As recomendações da DGS para as escolas

O “Referencial Escolas – controlo da transmissão de covid-19 em contexto escolar” é um documento que estabelece os procedimentos que os estabelecimentos de ensino devem adotar em caso de estarem em presença de um caso suspeito ou de terem um caso confirmado. Entre outras coisas estabelece os procedimentos a tomar em caso de deteção de um caso positivo, ou quando há uma situação suspeita.

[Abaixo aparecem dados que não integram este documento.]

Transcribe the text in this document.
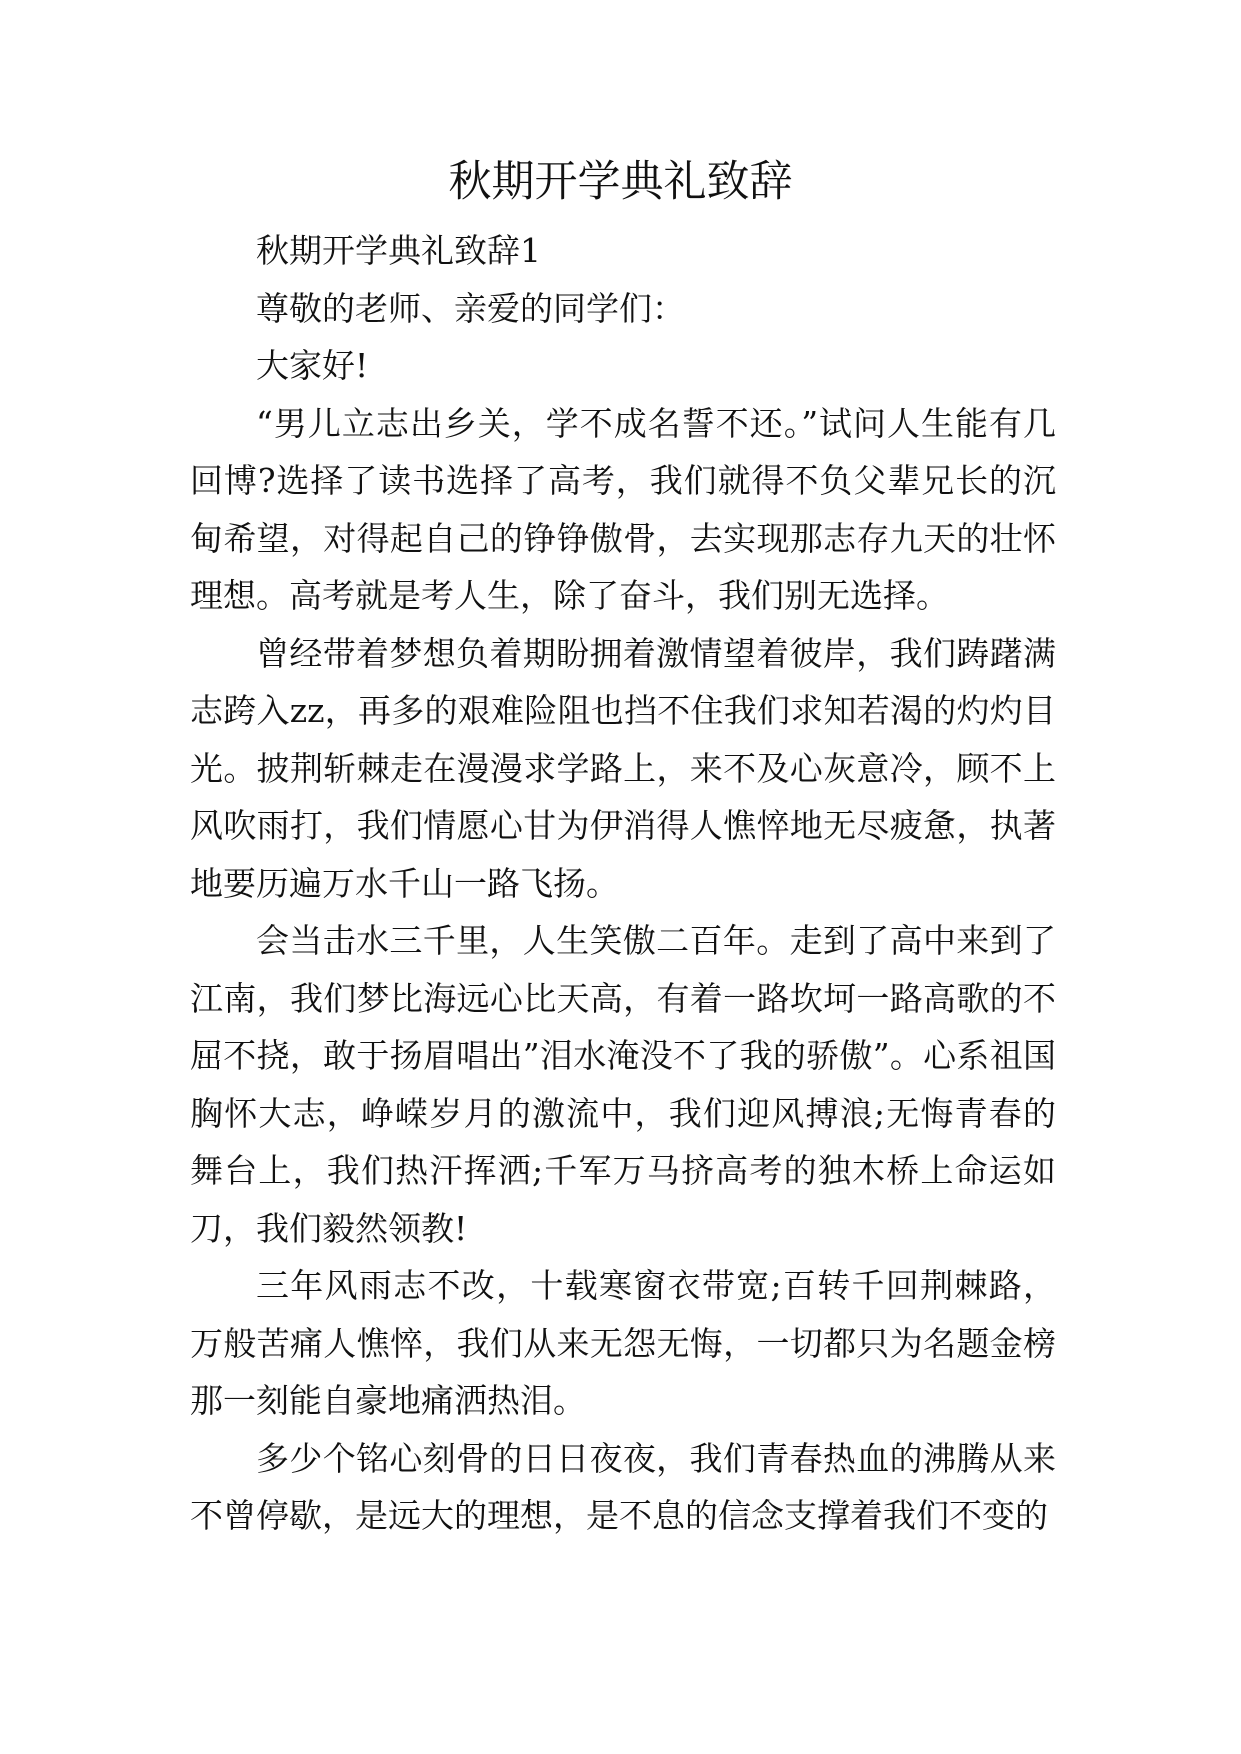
秋期开学典礼致辞

秋期开学典礼致辞1

尊敬的老师、亲爱的同学们：

大家好!

“男儿立志出乡关，学不成名誓不还。”试问人生能有几回博?选择了读书选择了高考，我们就得不负父辈兄长的沉甸希望，对得起自己的铮铮傲骨，去实现那志存九天的壮怀理想。高考就是考人生，除了奋斗，我们别无选择。

曾经带着梦想负着期盼拥着激情望着彼岸，我们踌躇满志跨入zz，再多的艰难险阻也挡不住我们求知若渴的灼灼目光。披荆斩棘走在漫漫求学路上，来不及心灰意冷，顾不上风吹雨打，我们情愿心甘为伊消得人憔悴地无尽疲惫，执著地要历遍万水千山一路飞扬。

会当击水三千里，人生笑傲二百年。走到了高中来到了江南，我们梦比海远心比天高，有着一路坎坷一路高歌的不屈不挠，敢于扬眉唱出”泪水淹没不了我的骄傲”。心系祖国胸怀大志，峥嵘岁月的激流中，我们迎风搏浪;无悔青春的舞台上，我们热汗挥洒;千军万马挤高考的独木桥上命运如刀，我们毅然领教!

三年风雨志不改，十载寒窗衣带宽;百转千回荆棘路，万般苦痛人憔悴，我们从来无怨无悔，一切都只为名题金榜那一刻能自豪地痛洒热泪。

多少个铭心刻骨的日日夜夜，我们青春热血的沸腾从来不曾停歇，是远大的理想，是不息的信念支撑着我们不变的
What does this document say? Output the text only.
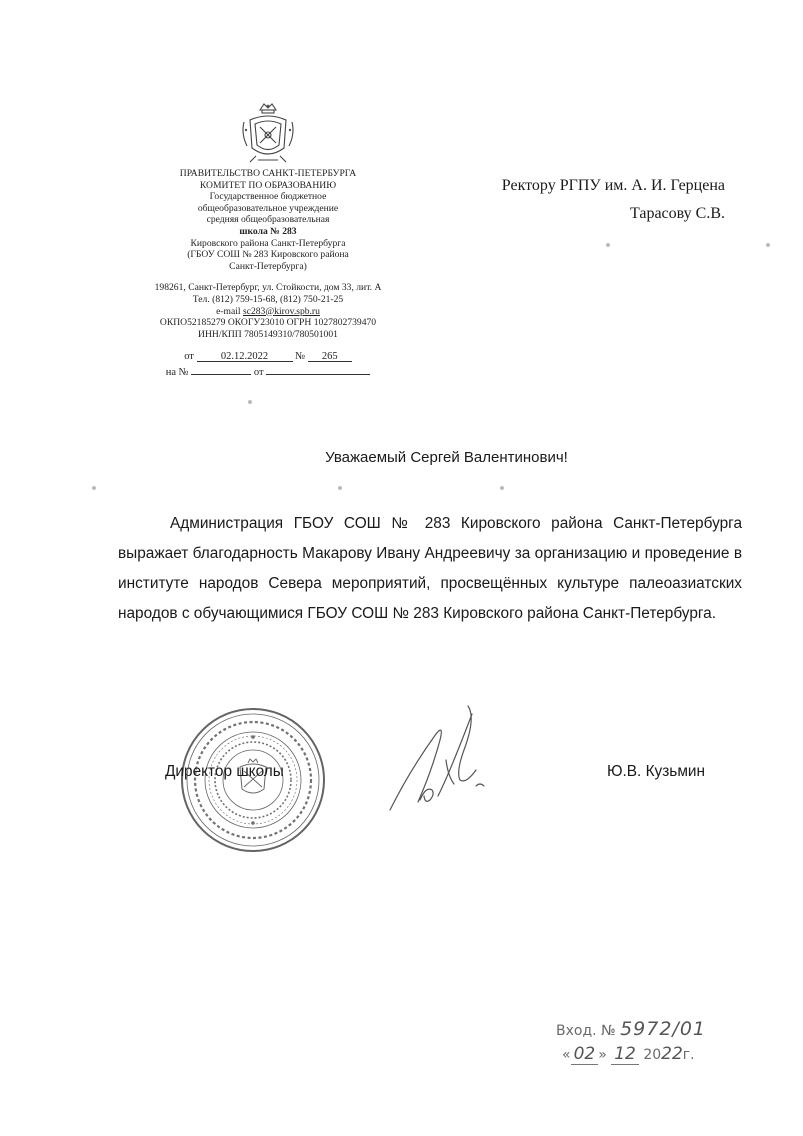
ПРАВИТЕЛЬСТВО САНКТ-ПЕТЕРБУРГА
КОМИТЕТ ПО ОБРАЗОВАНИЮ
Государственное бюджетное
общеобразовательное учреждение
средняя общеобразовательная
школа № 283
Кировского района Санкт-Петербурга
(ГБОУ СОШ № 283 Кировского района
Санкт-Петербурга)
198261, Санкт-Петербург, ул. Стойкости, дом 33, лит. А
Тел. (812) 759-15-68, (812) 750-21-25
e-mail sc283@kirov.spb.ru
ОКПО52185279 ОКОГУ23010 ОГРН 1027802739470
ИНН/КПП 7805149310/780501001
от	02.12.2022	№ 265
на №	от
Ректору РГПУ им. А. И. Герцена
Тарасову С.В.
Уважаемый Сергей Валентинович!
Администрация ГБОУ СОШ № 283 Кировского района Санкт-Петербурга выражает благодарность Макарову Ивану Андреевичу за организацию и проведение в институте народов Севера мероприятий, просвещённых культуре палеоазиатских народов с обучающимися ГБОУ СОШ № 283 Кировского района Санкт-Петербурга.
Директор школы	Ю.В. Кузьмин
Вход. № 5972/01
« 02 » 12 2022г.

Segundo o documento, perante a deteção de um caso suspeito de covid-19 de uma pessoa presente no estabelecimento de educação ou ensino, devem ser imediatamente ativados todos os procedimentos constantes no Plano de Contingência. O caso suspeito de covid-19 se tratar de um menor, é acompanhado por um adulto, para a área de isolamento, através de circuitos próprios, definidos previamente no Plano de Contingência, que deverão estar visualmente assinalados, se for um adulto, dirige-se sozinho para a área de isolamento. Na área de isolamento deve constar o fluxo de atuação perante um caso suspeito de covid-19 em contexto escolar. Se de tratar de um menor de idade, é contactado de imediato o encarregado de educação, de modo a informá-lo sobre o estado de saúde do menor. O encarregado de educação deve dirigir-se ao estabelecimento de educação ou ensino, preferencialmente em veículo próprio. A partir da área de isolamento, o encarregado de educação, ou o próprio se for um adulto, contacta o SNS 24 e segue as indicações que lhe forem dadas. O diretor ou o ponto focal do estabelecimento de educação ou ensino pode realizar o contacto telefónico se tiver autorização prévia do encarregado de educação.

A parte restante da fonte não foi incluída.